Chapter 7: A Poke in a Pig

A traditional Romanian tile furnace in the penzion
Monday morning, we were served breakfast outdoors, coffee, cheese, fruit, and milk freshly-squeezed from the cow, whom I nonetheless cast a baleful glare at for her noise the night before.

The church near Moieciu

Then we set off to the ruins of Risnov, a 14th-century castle built to defend against Tarar and Turkish invasions. It remained in use until about 1850, when it was finally abandoned, and is now mostly in ruins.

Next, it was on to Brasov, a city that showcases both the old and new of Romania. It was founded in the 13th century, and is today one of the most visited cities in Romania.

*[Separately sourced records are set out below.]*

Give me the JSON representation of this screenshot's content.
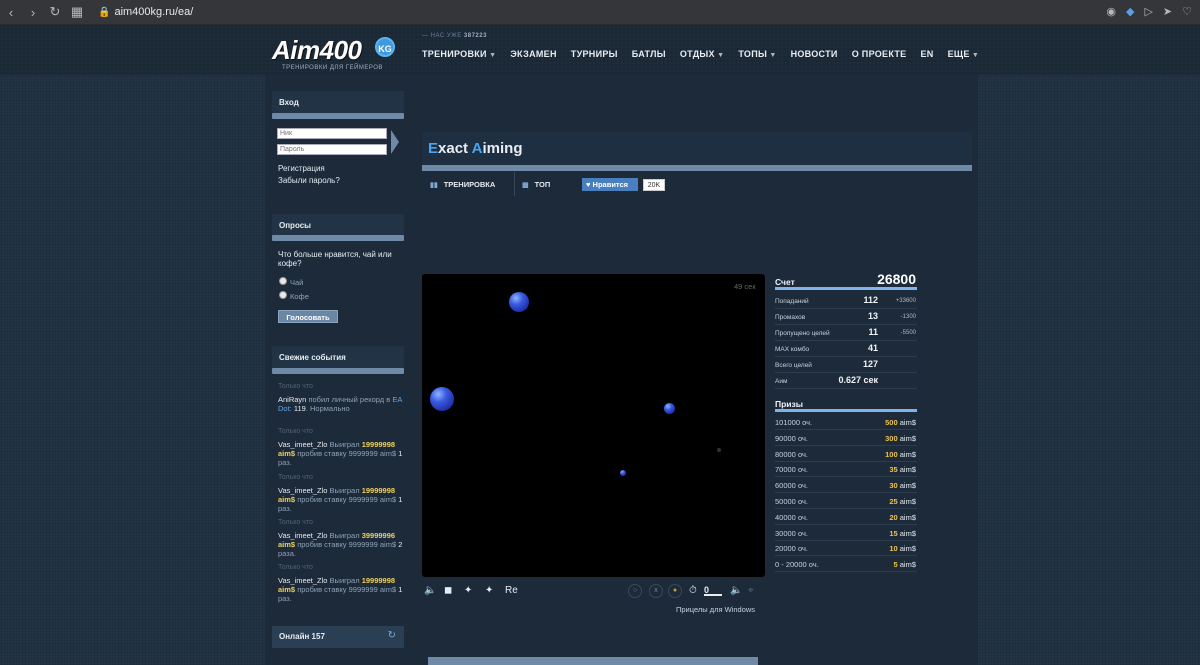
{
  "browser": {
    "url": "aim400kg.ru/ea/"
  },
  "header": {
    "logo_text": "Aim400",
    "logo_badge": "KG",
    "logo_sub": "ТРЕНИРОВКИ ДЛЯ ГЕЙМЕРОВ",
    "users_prefix": "НАС УЖЕ",
    "users_count": "387223",
    "nav": [
      {
        "label": "ТРЕНИРОВКИ",
        "dropdown": true
      },
      {
        "label": "ЭКЗАМЕН",
        "dropdown": false
      },
      {
        "label": "ТУРНИРЫ",
        "dropdown": false
      },
      {
        "label": "БАТЛЫ",
        "dropdown": false
      },
      {
        "label": "ОТДЫХ",
        "dropdown": true
      },
      {
        "label": "ТОПЫ",
        "dropdown": true
      },
      {
        "label": "НОВОСТИ",
        "dropdown": false
      },
      {
        "label": "О ПРОЕКТЕ",
        "dropdown": false
      },
      {
        "label": "EN",
        "dropdown": false
      },
      {
        "label": "ЕЩЕ",
        "dropdown": true
      }
    ]
  },
  "login": {
    "title": "Вход",
    "nick_placeholder": "Ник",
    "pass_placeholder": "Пароль",
    "register": "Регистрация",
    "forgot": "Забыли пароль?"
  },
  "poll": {
    "title": "Опросы",
    "question": "Что больше нравится, чай или кофе?",
    "options": [
      "Чай",
      "Кофе"
    ],
    "vote": "Голосовать"
  },
  "events": {
    "title": "Свежие события",
    "items": [
      {
        "time": "Только что",
        "user": "AniRayn",
        "text1": " побил личный рекорд в ",
        "link": "EA Dot",
        "text2": ": ",
        "value": "119",
        "text3": ". Нормально"
      },
      {
        "time": "Только что",
        "user": "Vas_imeet_Zlo",
        "text1": " Выиграл ",
        "amount": "19999998 aim$",
        "text2": " пробив ставку 9999999 aim$ ",
        "count": "1",
        "text3": " раз."
      },
      {
        "time": "Только что",
        "user": "Vas_imeet_Zlo",
        "text1": " Выиграл ",
        "amount": "19999998 aim$",
        "text2": " пробив ставку 9999999 aim$ ",
        "count": "1",
        "text3": " раз."
      },
      {
        "time": "Только что",
        "user": "Vas_imeet_Zlo",
        "text1": " Выиграл ",
        "amount": "39999996 aim$",
        "text2": " пробив ставку 9999999 aim$ ",
        "count": "2",
        "text3": " раза."
      },
      {
        "time": "Только что",
        "user": "Vas_imeet_Zlo",
        "text1": " Выиграл ",
        "amount": "19999998 aim$",
        "text2": " пробив ставку 9999999 aim$ ",
        "count": "1",
        "text3": " раз."
      }
    ]
  },
  "online": {
    "label": "Онлайн 157"
  },
  "page": {
    "title_a": "E",
    "title_b": "xact ",
    "title_c": "A",
    "title_d": "iming",
    "tab_training": "ТРЕНИРОВКА",
    "tab_top": "ТОП",
    "like_label": "Нравится",
    "like_count": "20K"
  },
  "game": {
    "timer": "49 сек",
    "controls_text": "Re",
    "cursors_link": "Прицелы для Windows",
    "volume_value": "0"
  },
  "score": {
    "title": "Счет",
    "total": "26800",
    "rows": [
      {
        "label": "Попаданий",
        "value": "112",
        "delta": "+33600"
      },
      {
        "label": "Промахов",
        "value": "13",
        "delta": "-1300"
      },
      {
        "label": "Пропущено целей",
        "value": "11",
        "delta": "-5500"
      },
      {
        "label": "MAX комбо",
        "value": "41",
        "delta": ""
      },
      {
        "label": "Всего целей",
        "value": "127",
        "delta": ""
      },
      {
        "label": "Аим",
        "value": "0.627 сек",
        "delta": ""
      }
    ]
  },
  "prizes": {
    "title": "Призы",
    "rows": [
      {
        "label": "101000 оч.",
        "amount": "500",
        "unit": " aim$"
      },
      {
        "label": "90000 оч.",
        "amount": "300",
        "unit": " aim$"
      },
      {
        "label": "80000 оч.",
        "amount": "100",
        "unit": " aim$"
      },
      {
        "label": "70000 оч.",
        "amount": "35",
        "unit": " aim$"
      },
      {
        "label": "60000 оч.",
        "amount": "30",
        "unit": " aim$"
      },
      {
        "label": "50000 оч.",
        "amount": "25",
        "unit": " aim$"
      },
      {
        "label": "40000 оч.",
        "amount": "20",
        "unit": " aim$"
      },
      {
        "label": "30000 оч.",
        "amount": "15",
        "unit": " aim$"
      },
      {
        "label": "20000 оч.",
        "amount": "10",
        "unit": " aim$"
      },
      {
        "label": "0 - 20000 оч.",
        "amount": "5",
        "unit": " aim$"
      }
    ]
  }
}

One variation of the Pied Piper of Hamelin legend says that after the children disappeared underground in Germany, they re-emerged in Brasov, near the Piasa Sfatului, or Council Square. Thankfully, the day we visited, the square was noticeably bereft of hordes of German children.

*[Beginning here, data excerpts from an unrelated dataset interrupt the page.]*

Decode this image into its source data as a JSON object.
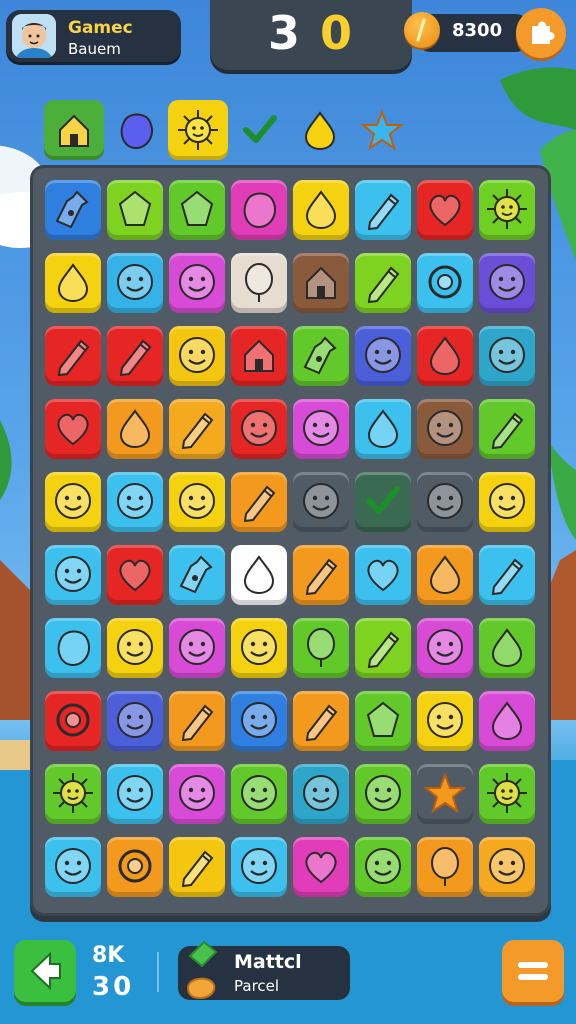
{
  "player": {
    "name": "Gamec",
    "subtitle": "Bauem"
  },
  "score": {
    "digit1": "3",
    "digit2": "0"
  },
  "coins": {
    "value": "8300"
  },
  "goals": [
    "house",
    "blob",
    "sun",
    "check",
    "drop",
    "star"
  ],
  "board": {
    "rows": [
      [
        {
          "c": "#2f7fe0",
          "i": "bottle"
        },
        {
          "c": "#7ed321",
          "i": "gem"
        },
        {
          "c": "#62c92a",
          "i": "gem"
        },
        {
          "c": "#e23db8",
          "i": "blob"
        },
        {
          "c": "#f5d20f",
          "i": "drop"
        },
        {
          "c": "#3cc0ee",
          "i": "pencil"
        },
        {
          "c": "#e62525",
          "i": "heart"
        },
        {
          "c": "#6fcf23",
          "i": "sun"
        }
      ],
      [
        {
          "c": "#f5d20f",
          "i": "drop"
        },
        {
          "c": "#35b3e8",
          "i": "face"
        },
        {
          "c": "#d84bd6",
          "i": "face"
        },
        {
          "c": "#e6dcd0",
          "i": "balloon"
        },
        {
          "c": "#8a5a3c",
          "i": "house"
        },
        {
          "c": "#7ed321",
          "i": "pencil"
        },
        {
          "c": "#3cc0ee",
          "i": "ring"
        },
        {
          "c": "#6a4ed8",
          "i": "face"
        }
      ],
      [
        {
          "c": "#e62525",
          "i": "pencil"
        },
        {
          "c": "#e62525",
          "i": "pencil"
        },
        {
          "c": "#f5c60f",
          "i": "face"
        },
        {
          "c": "#e62525",
          "i": "house"
        },
        {
          "c": "#62c92a",
          "i": "bottle"
        },
        {
          "c": "#4a5fd8",
          "i": "face"
        },
        {
          "c": "#e62525",
          "i": "drop"
        },
        {
          "c": "#2ea6c9",
          "i": "face"
        }
      ],
      [
        {
          "c": "#e62525",
          "i": "heart"
        },
        {
          "c": "#f39a1e",
          "i": "drop"
        },
        {
          "c": "#f5a91e",
          "i": "pencil"
        },
        {
          "c": "#e62525",
          "i": "face"
        },
        {
          "c": "#d84bd6",
          "i": "face"
        },
        {
          "c": "#3cc0ee",
          "i": "drop"
        },
        {
          "c": "#8a5a3c",
          "i": "face"
        },
        {
          "c": "#62c92a",
          "i": "pencil"
        }
      ],
      [
        {
          "c": "#f5d20f",
          "i": "face"
        },
        {
          "c": "#3cc0ee",
          "i": "face"
        },
        {
          "c": "#f5d20f",
          "i": "face"
        },
        {
          "c": "#f39a1e",
          "i": "pencil"
        },
        {
          "c": "#505b66",
          "i": "face"
        },
        {
          "c": "#3a6a52",
          "i": "check"
        },
        {
          "c": "#505b66",
          "i": "face"
        },
        {
          "c": "#f5d20f",
          "i": "face"
        }
      ],
      [
        {
          "c": "#3cc0ee",
          "i": "face"
        },
        {
          "c": "#e62525",
          "i": "heart"
        },
        {
          "c": "#3cc0ee",
          "i": "bottle"
        },
        {
          "c": "#ffffff",
          "i": "drop"
        },
        {
          "c": "#f39a1e",
          "i": "pencil"
        },
        {
          "c": "#3cc0ee",
          "i": "heart"
        },
        {
          "c": "#f39a1e",
          "i": "drop"
        },
        {
          "c": "#3cc0ee",
          "i": "pencil"
        }
      ],
      [
        {
          "c": "#3cc0ee",
          "i": "blob"
        },
        {
          "c": "#f5d20f",
          "i": "face"
        },
        {
          "c": "#d84bd6",
          "i": "face"
        },
        {
          "c": "#f5d20f",
          "i": "face"
        },
        {
          "c": "#62c92a",
          "i": "balloon"
        },
        {
          "c": "#7ed321",
          "i": "pencil"
        },
        {
          "c": "#d84bd6",
          "i": "face"
        },
        {
          "c": "#62c92a",
          "i": "drop"
        }
      ],
      [
        {
          "c": "#e62525",
          "i": "ring"
        },
        {
          "c": "#4a5fd8",
          "i": "face"
        },
        {
          "c": "#f39a1e",
          "i": "pencil"
        },
        {
          "c": "#2f7fe0",
          "i": "face"
        },
        {
          "c": "#f39a1e",
          "i": "pencil"
        },
        {
          "c": "#62c92a",
          "i": "gem"
        },
        {
          "c": "#f5d20f",
          "i": "face"
        },
        {
          "c": "#d84bd6",
          "i": "drop"
        }
      ],
      [
        {
          "c": "#62c92a",
          "i": "sun"
        },
        {
          "c": "#3cc0ee",
          "i": "face"
        },
        {
          "c": "#d84bd6",
          "i": "face"
        },
        {
          "c": "#62c92a",
          "i": "face"
        },
        {
          "c": "#2ea6c9",
          "i": "face"
        },
        {
          "c": "#62c92a",
          "i": "face"
        },
        {
          "c": "#505b66",
          "i": "star"
        },
        {
          "c": "#62c92a",
          "i": "sun"
        }
      ],
      [
        {
          "c": "#3cc0ee",
          "i": "face"
        },
        {
          "c": "#f39a1e",
          "i": "ring"
        },
        {
          "c": "#f5c60f",
          "i": "pencil"
        },
        {
          "c": "#3cc0ee",
          "i": "face"
        },
        {
          "c": "#e23db8",
          "i": "heart"
        },
        {
          "c": "#62c92a",
          "i": "face"
        },
        {
          "c": "#f39a1e",
          "i": "balloon"
        },
        {
          "c": "#f5a91e",
          "i": "face"
        }
      ]
    ]
  },
  "moves": {
    "label": "8K",
    "value": "30"
  },
  "match": {
    "title": "Mattcl",
    "subtitle": "Parcel"
  }
}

At one end of the square lies the famous Black Church, which took some 92 years to build, starting in 1385. The name comes from the exterior walls, which were stained black by soot in a fire started by invading Austrians in 1689.

Council Square, looking towards Black Church

An old-style merchant's house.
In the background is the cable car up to Mount Tampa.

The former Council House, now a history museum

The "trumpeter's tower" on the Council House, formerly the residence of someone called "the keeper of the fairs."

Further down the road, we visited the Church of St. Nicholas, which was the first Orthodox church in Transylvania, built in 1493. There was a man at the church who we met who seemed absolutely thrilled to have foreign visitors. We never found out if he was actually the caretaker of the place, or even if he had any official connection with the place at all, but once he'd latched onto us, he was grimly determined to show us everything. At first, this was interesting. He took us into the back rooms of the church to see some of the artwork and such not on public view. But then it started to become a bit embarrassing. We thanked him profusely and said we had to press on, and he kept insisting "no, no, just 10 more meters..." Finally, we managed to bolt.

Church of St. Nicholas

The main altar

Back in Council Square, we found an internet cafe, and sent a few e-postcards to the folks back home, and then headed back to the penzion for the night.

Piggy-Pig: before...
There was a reunion of sorts at dinner that night. When we had arrived at the penzion the day before, a pig was being delivered to the farm. D&K and Pam, apparently never having seen livestock before, were thrilled with this event, and went over to take pictures of the porcine arrival. They even named it: "Piggy-Pig." Descriptive, if not terribly imaginative. We were told that the pig was being brought in as a future Christmas dinner. But the next time we saw Piggy-Pig, he was on a plate...with fries. Many a tear was shed between bites of the hapless porker, but we somehow got past our grief and finished off every bite.

...and after

"*sob* Poooor old Piggy-Pig. Pass me another slice, please...
It's so boy, that's tasty... *sniff*"
From left: Lucy, Didina, Dave, Radu, Kathy, Dave L
Photos (3) by Pam Bloxham

That night, the cow did her part for insomnia again. The next morning, bleary-eyed, I stumbled out into the yard, and said to it, "hey cow, seen the pig lately?